In this paper, we concentrate on the two-person zero-sum SMG with expected discounted criterion in which the discount factors are state-action-dependent. We first construct the SMG model with a fairly general definition setting. Then we impose suitable conditions on the model parameters, under which we establish the Shapley equation whose unique solution is the value function and prove the existence of an optimal pair of stationary strategies of the game. While the state and action spaces are finite, a value iteration-type algorithm for approaching to the value function and an optimal pair of stationary strategies is developed. Finally, we apply our results to an investment problem, which demonstrates that our algorithm performs well.

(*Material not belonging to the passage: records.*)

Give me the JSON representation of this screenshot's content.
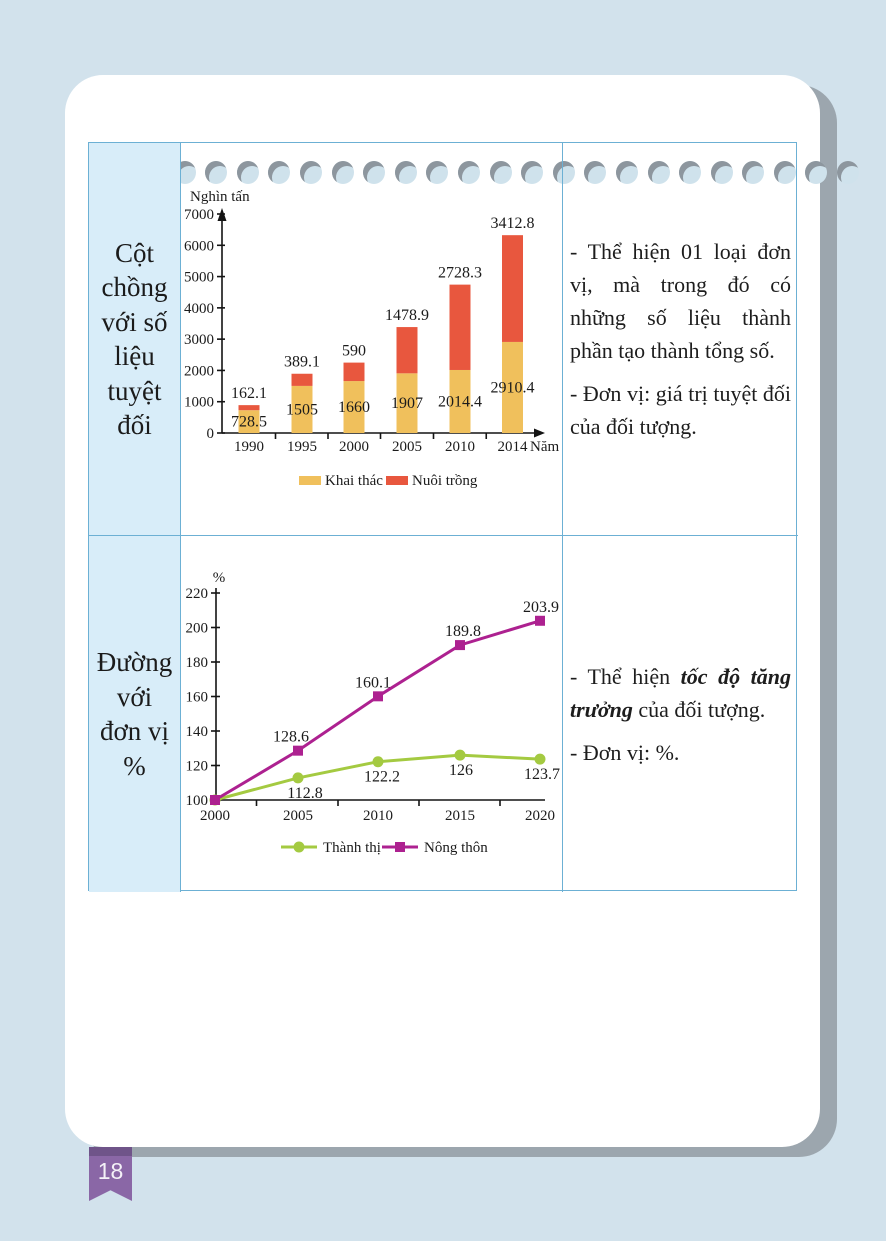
{
  "page": {
    "number": "18"
  },
  "colors": {
    "background": "#d2e2ec",
    "page": "#ffffff",
    "table_border": "#6cb0d4",
    "label_cell_bg": "#d8edf9",
    "bookmark": "#8a67a6"
  },
  "table": {
    "rows": [
      {
        "label": "Cột chồng với số liệu tuyệt đối",
        "label_lines": [
          "Cột",
          "chồng",
          "với số",
          "liệu",
          "tuyệt",
          "đối"
        ],
        "description": [
          {
            "segments": [
              {
                "t": "- Thể hiện 01 loại đơn vị, mà trong đó có những số liệu thành phần tạo thành tổng số."
              }
            ]
          },
          {
            "segments": [
              {
                "t": "- Đơn vị: giá trị tuyệt đối của đối tượng."
              }
            ]
          }
        ]
      },
      {
        "label": "Đường với đơn vị %",
        "label_lines": [
          "Đường",
          "với",
          "đơn vị",
          "%"
        ],
        "description": [
          {
            "segments": [
              {
                "t": "- Thể hiện "
              },
              {
                "t": "tốc độ tăng trưởng",
                "em": true
              },
              {
                "t": " của đối tượng."
              }
            ]
          },
          {
            "segments": [
              {
                "t": "- Đơn vị: %."
              }
            ]
          }
        ]
      }
    ]
  },
  "chart_data": [
    {
      "type": "bar",
      "stacked": true,
      "unit_label": "Nghìn tấn",
      "xlabel": "Năm",
      "categories": [
        "1990",
        "1995",
        "2000",
        "2005",
        "2010",
        "2014"
      ],
      "series": [
        {
          "name": "Khai thác",
          "color": "#f0c05c",
          "values": [
            728.5,
            1505,
            1660,
            1907,
            2014.4,
            2910.4
          ]
        },
        {
          "name": "Nuôi trồng",
          "color": "#e8573e",
          "values": [
            162.1,
            389.1,
            590,
            1478.9,
            2728.3,
            3412.8
          ]
        }
      ],
      "ylim": [
        0,
        7000
      ],
      "ytick_step": 1000,
      "grid": false,
      "legend_position": "bottom"
    },
    {
      "type": "line",
      "unit_label": "%",
      "x": [
        "2000",
        "2005",
        "2010",
        "2015",
        "2020"
      ],
      "series": [
        {
          "name": "Thành thị",
          "color": "#a4ca41",
          "marker": "circle",
          "values": [
            100,
            112.8,
            122.2,
            126,
            123.7
          ]
        },
        {
          "name": "Nông thôn",
          "color": "#ad2190",
          "marker": "square",
          "values": [
            100,
            128.6,
            160.1,
            189.8,
            203.9
          ]
        }
      ],
      "ylim": [
        100,
        220
      ],
      "ytick_step": 20,
      "grid": false,
      "legend_position": "bottom"
    }
  ]
}
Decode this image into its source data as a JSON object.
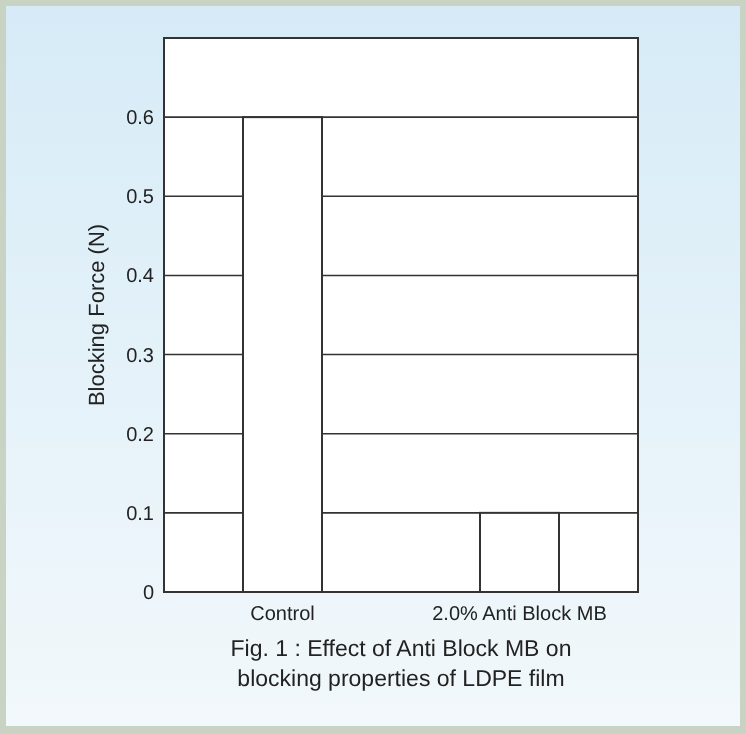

One of the future research topics is to deal with the nonzero-sum case of this game model. We wish to find sufficient conditions under which we use the similar arguments to establish the Shapley equation and prove the existence of Nash equilibrium for such game. In practice, many decision problems are continuous in states or actions. It is of interest to further study the discretization technology of continuous SMGs in order to apply our value iteration algorithm. Moreover, considering the limitations of computing resources, the dynamic programming algorithm is difficult to implement in reality when the scale of the game becomes huge. Another future research topic is to develop data-driven learning algorithms to approximately solve the game problems, such as the combination with multi-agent reinforcement learning approaches.